We realized that one of the most prevalent issues that almost all women face is the issue of Gender-Based Violence. We have studied and come to the conclusion that why most women face this problem because of their dependence on others for their sustenance. The solution to most of the causes of Gender-based violence is the economic empowerment of women.

To this end, I recently started the advocacy on Sexual exploitation. We advocate making these victims become stronger, and more well-informed so that despite the daunting challenge they could be able to speak up and change the face of the world.


Sometimes the security challenges in the Northeast make it difficult to reach some communities. Even when one is determined to go, loved ones will caution against that. Other times, there is the issue of funding.

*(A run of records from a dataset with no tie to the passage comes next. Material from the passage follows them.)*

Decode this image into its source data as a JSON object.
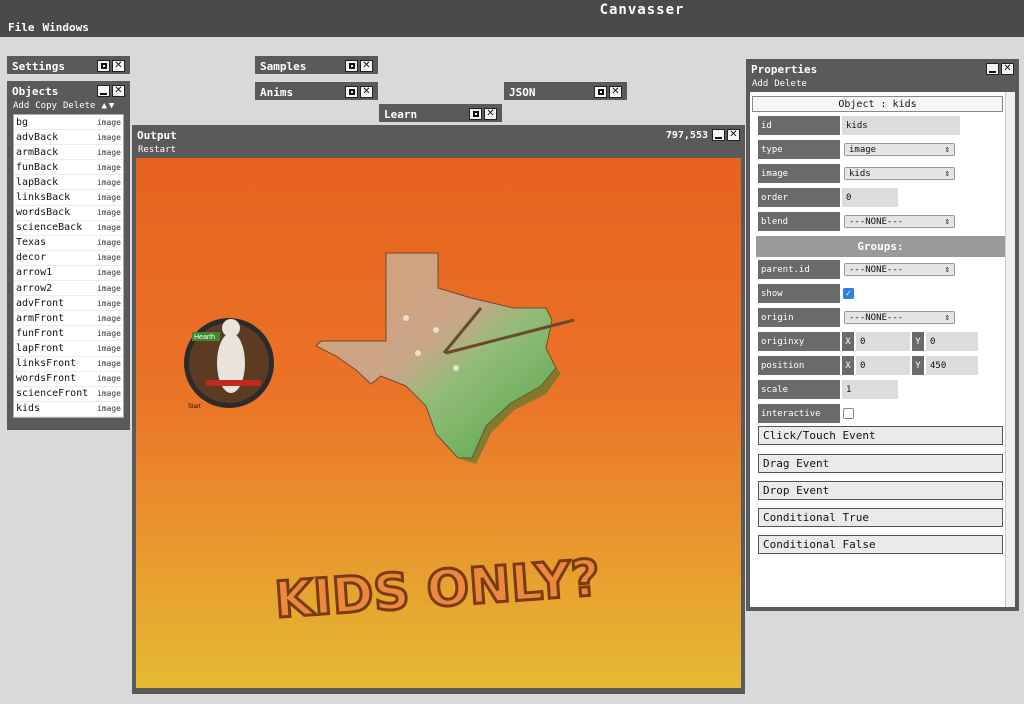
{
  "app": {
    "title": "Canvasser"
  },
  "menu": {
    "file": "File",
    "windows": "Windows"
  },
  "panels": {
    "settings": "Settings",
    "samples": "Samples",
    "anims": "Anims",
    "json": "JSON",
    "learn": "Learn",
    "objects": "Objects",
    "output": "Output",
    "properties": "Properties"
  },
  "objects": {
    "toolbar": {
      "add": "Add",
      "copy": "Copy",
      "delete": "Delete",
      "up": "▲",
      "down": "▼"
    },
    "items": [
      {
        "name": "bg",
        "kind": "image"
      },
      {
        "name": "advBack",
        "kind": "image"
      },
      {
        "name": "armBack",
        "kind": "image"
      },
      {
        "name": "funBack",
        "kind": "image"
      },
      {
        "name": "lapBack",
        "kind": "image"
      },
      {
        "name": "linksBack",
        "kind": "image"
      },
      {
        "name": "wordsBack",
        "kind": "image"
      },
      {
        "name": "scienceBack",
        "kind": "image"
      },
      {
        "name": "Texas",
        "kind": "image"
      },
      {
        "name": "decor",
        "kind": "image"
      },
      {
        "name": "arrow1",
        "kind": "image"
      },
      {
        "name": "arrow2",
        "kind": "image"
      },
      {
        "name": "advFront",
        "kind": "image"
      },
      {
        "name": "armFront",
        "kind": "image"
      },
      {
        "name": "funFront",
        "kind": "image"
      },
      {
        "name": "lapFront",
        "kind": "image"
      },
      {
        "name": "linksFront",
        "kind": "image"
      },
      {
        "name": "wordsFront",
        "kind": "image"
      },
      {
        "name": "scienceFront",
        "kind": "image"
      },
      {
        "name": "kids",
        "kind": "image"
      }
    ]
  },
  "output": {
    "coords": "797,553",
    "restart": "Restart",
    "banner": "KIDS ONLY?",
    "sign_label": "Hearth",
    "start_label": "Start"
  },
  "properties": {
    "toolbar": {
      "add": "Add",
      "delete": "Delete"
    },
    "header": "Object : kids",
    "id": {
      "label": "id",
      "value": "kids"
    },
    "type": {
      "label": "type",
      "value": "image"
    },
    "image": {
      "label": "image",
      "value": "kids"
    },
    "order": {
      "label": "order",
      "value": "0"
    },
    "blend": {
      "label": "blend",
      "value": "---NONE---"
    },
    "groups_header": "Groups:",
    "parent_id": {
      "label": "parent.id",
      "value": "---NONE---"
    },
    "show": {
      "label": "show",
      "checked": true
    },
    "origin": {
      "label": "origin",
      "value": "---NONE---"
    },
    "originxy": {
      "label": "originxy",
      "xlabel": "X",
      "x": "0",
      "ylabel": "Y",
      "y": "0"
    },
    "position": {
      "label": "position",
      "xlabel": "X",
      "x": "0",
      "ylabel": "Y",
      "y": "450"
    },
    "scale": {
      "label": "scale",
      "value": "1"
    },
    "interactive": {
      "label": "interactive",
      "checked": false
    },
    "events": {
      "click": "Click/Touch Event",
      "drag": "Drag Event",
      "drop": "Drop Event",
      "cond_true": "Conditional True",
      "cond_false": "Conditional False"
    }
  },
  "icons": {
    "maximize": "maximize-icon",
    "minimize": "minimize-icon",
    "close": "close-icon",
    "dropdown": "chevron-updown-icon",
    "check": "check-icon"
  },
  "colors": {
    "titlebar": "#5a5a5a",
    "topbar": "#4a4a4a",
    "stage_top": "#e7621f",
    "stage_bottom": "#e4bb33",
    "checkbox": "#2d7fe6"
  }
}
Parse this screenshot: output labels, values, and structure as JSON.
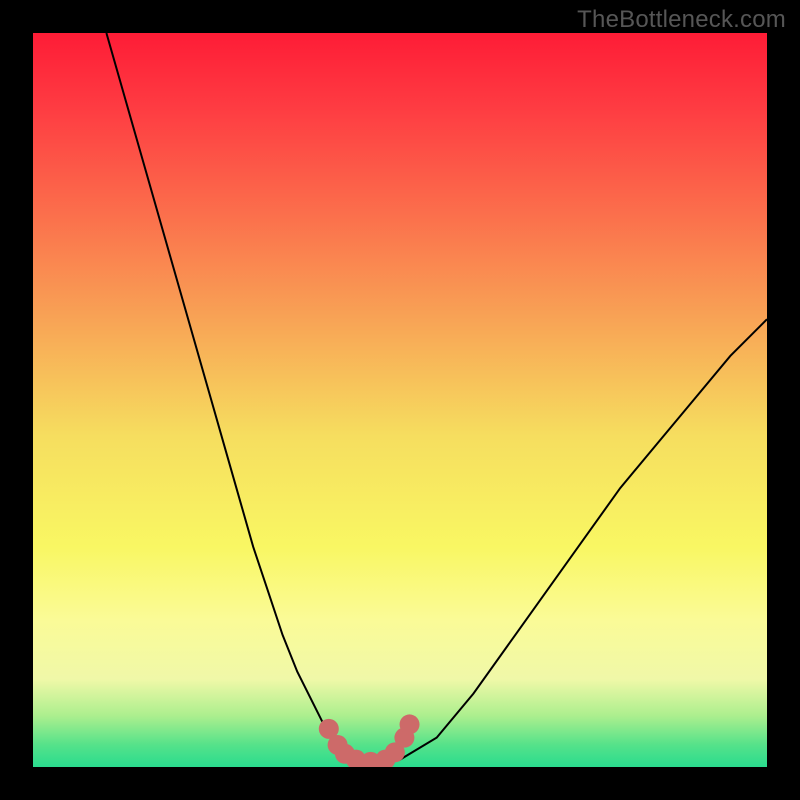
{
  "watermark": {
    "text": "TheBottleneck.com"
  },
  "chart_data": {
    "type": "line",
    "title": "",
    "xlabel": "",
    "ylabel": "",
    "xlim": [
      0,
      100
    ],
    "ylim": [
      0,
      100
    ],
    "grid": false,
    "legend": false,
    "background_gradient": {
      "stops": [
        {
          "offset": 0.0,
          "color": "#fe1c36"
        },
        {
          "offset": 0.1,
          "color": "#fe3b42"
        },
        {
          "offset": 0.25,
          "color": "#fb704c"
        },
        {
          "offset": 0.4,
          "color": "#f8a756"
        },
        {
          "offset": 0.55,
          "color": "#f6de5f"
        },
        {
          "offset": 0.7,
          "color": "#f9f763"
        },
        {
          "offset": 0.8,
          "color": "#fafb97"
        },
        {
          "offset": 0.88,
          "color": "#f0f8a8"
        },
        {
          "offset": 0.93,
          "color": "#acef8e"
        },
        {
          "offset": 0.97,
          "color": "#55e28a"
        },
        {
          "offset": 1.0,
          "color": "#2adc8e"
        }
      ]
    },
    "series": [
      {
        "name": "bottleneck-curve",
        "stroke": "#000000",
        "stroke_width": 2,
        "x": [
          10,
          12,
          14,
          16,
          18,
          20,
          22,
          24,
          26,
          28,
          30,
          32,
          34,
          36,
          38,
          40,
          41,
          42,
          43,
          44,
          45,
          46,
          47,
          48,
          50,
          55,
          60,
          65,
          70,
          75,
          80,
          85,
          90,
          95,
          100
        ],
        "y": [
          100,
          93,
          86,
          79,
          72,
          65,
          58,
          51,
          44,
          37,
          30,
          24,
          18,
          13,
          9,
          5,
          3.5,
          2.4,
          1.6,
          1.0,
          0.6,
          0.5,
          0.5,
          0.6,
          1.0,
          4,
          10,
          17,
          24,
          31,
          38,
          44,
          50,
          56,
          61
        ]
      }
    ],
    "markers": {
      "name": "curve-bottom-markers",
      "fill": "#cd6a69",
      "radius_px": 10,
      "points": [
        {
          "x": 40.3,
          "y": 5.2
        },
        {
          "x": 41.5,
          "y": 3.0
        },
        {
          "x": 42.5,
          "y": 1.8
        },
        {
          "x": 44.0,
          "y": 1.0
        },
        {
          "x": 46.0,
          "y": 0.7
        },
        {
          "x": 48.0,
          "y": 1.0
        },
        {
          "x": 49.3,
          "y": 2.0
        },
        {
          "x": 50.6,
          "y": 4.0
        },
        {
          "x": 51.3,
          "y": 5.8
        }
      ]
    },
    "bottom_segment": {
      "stroke": "#cd6a69",
      "stroke_width": 13,
      "x": [
        42.2,
        44.0,
        46.0,
        48.0,
        49.5
      ],
      "y": [
        1.9,
        0.9,
        0.7,
        0.9,
        1.8
      ]
    }
  }
}
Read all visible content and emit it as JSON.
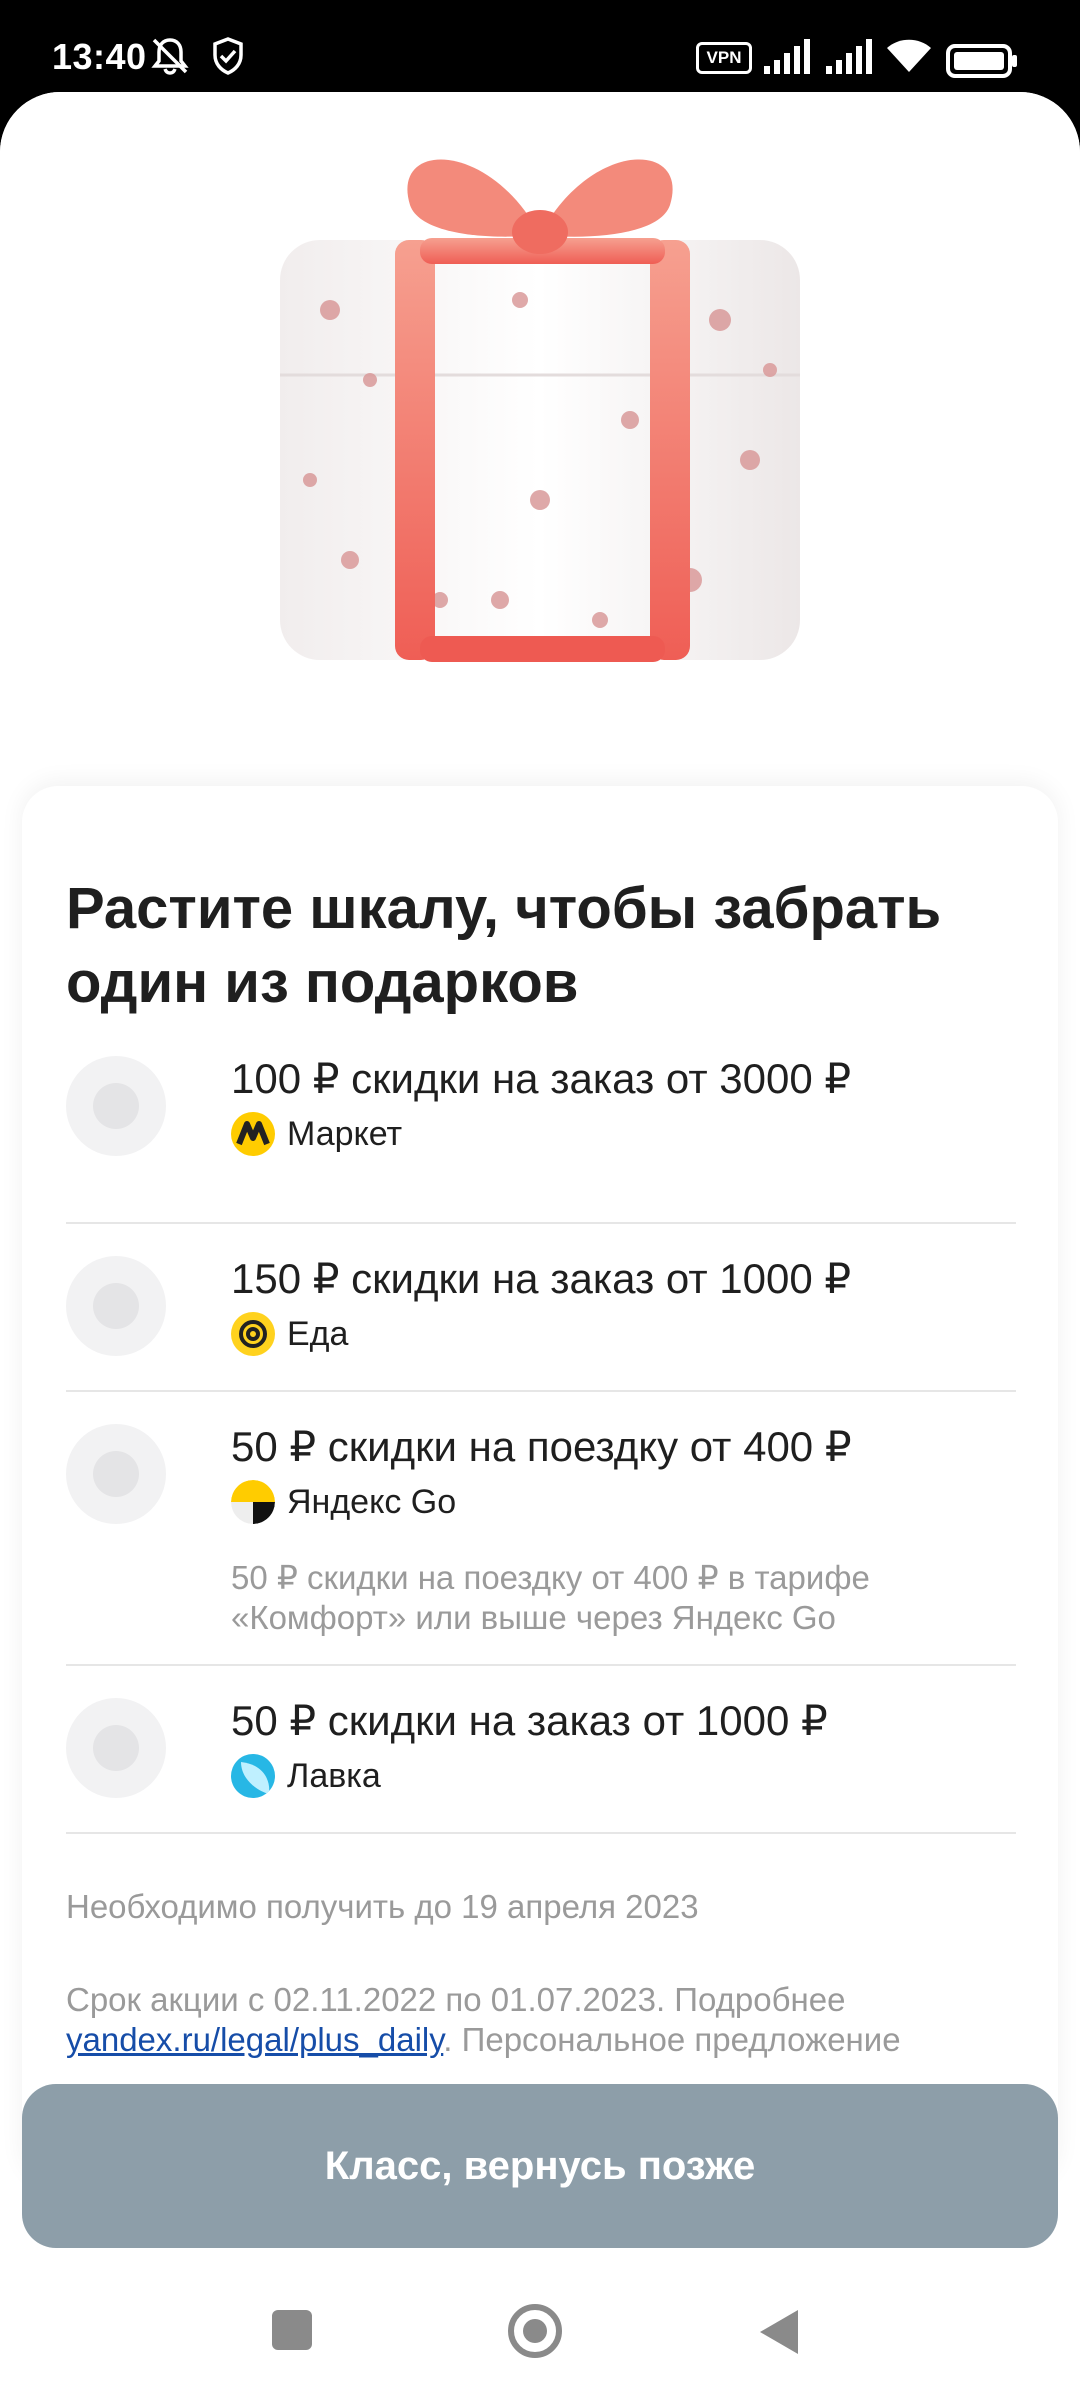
{
  "status_bar": {
    "time": "13:40",
    "vpn_label": "VPN",
    "icons": [
      "bell-muted-icon",
      "shield-icon",
      "signal-icon",
      "signal-icon",
      "wifi-icon",
      "battery-icon"
    ]
  },
  "hero": {
    "image": "gift-box-illustration",
    "colors": {
      "ribbon": "#F57B6E",
      "box": "#F7F5F5",
      "pattern": "#D99A9A"
    }
  },
  "card": {
    "title": "Растите шкалу, чтобы забрать один из подарков",
    "gifts": [
      {
        "title": "100 ₽ скидки на заказ от 3000 ₽",
        "brand": "Маркет",
        "logo": "market-logo-icon",
        "note": ""
      },
      {
        "title": "150 ₽ скидки на заказ от 1000 ₽",
        "brand": "Еда",
        "logo": "eda-logo-icon",
        "note": ""
      },
      {
        "title": "50 ₽ скидки на поездку от 400 ₽",
        "brand": "Яндекс Go",
        "logo": "yandex-go-logo-icon",
        "note": "50 ₽ скидки на поездку от 400 ₽ в тарифе «Комфорт» или выше через Яндекс Go"
      },
      {
        "title": "50 ₽ скидки на заказ от 1000 ₽",
        "brand": "Лавка",
        "logo": "lavka-logo-icon",
        "note": ""
      }
    ],
    "deadline": "Необходимо получить до 19 апреля 2023",
    "terms_prefix": "Срок акции с 02.11.2022 по 01.07.2023. Подробнее",
    "terms_link": "yandex.ru/legal/plus_daily",
    "terms_suffix": ". Персональное предложение"
  },
  "cta": {
    "label": "Класс, вернусь позже",
    "color": "#8D9EA9"
  },
  "nav": {
    "icons": [
      "recents-square-icon",
      "home-circle-icon",
      "back-triangle-icon"
    ]
  }
}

When we have a project to execute, we usually find it quite challenging to raise funds to meet our budget. We navigate the security challenges by trying to do as much as possible what we can in areas that are safe. For the funding, we try as much as possible to cut down our budget or improve efforts on fundraising

Fatima Mohammed Habib

My Thoughts On The Development And Advocacy Sector And What  Stakeholders Should  Do Better

Stakeholders can do more with the regulations in the sector. Founders should be vetted before giving the necessary license or registration documents to start. This is to protect against people who set up non-profits to enrich themselves. Stakeholders should set more regulations to protect the humanitarian development space from being flooded by people who don’t have the appropriate aim.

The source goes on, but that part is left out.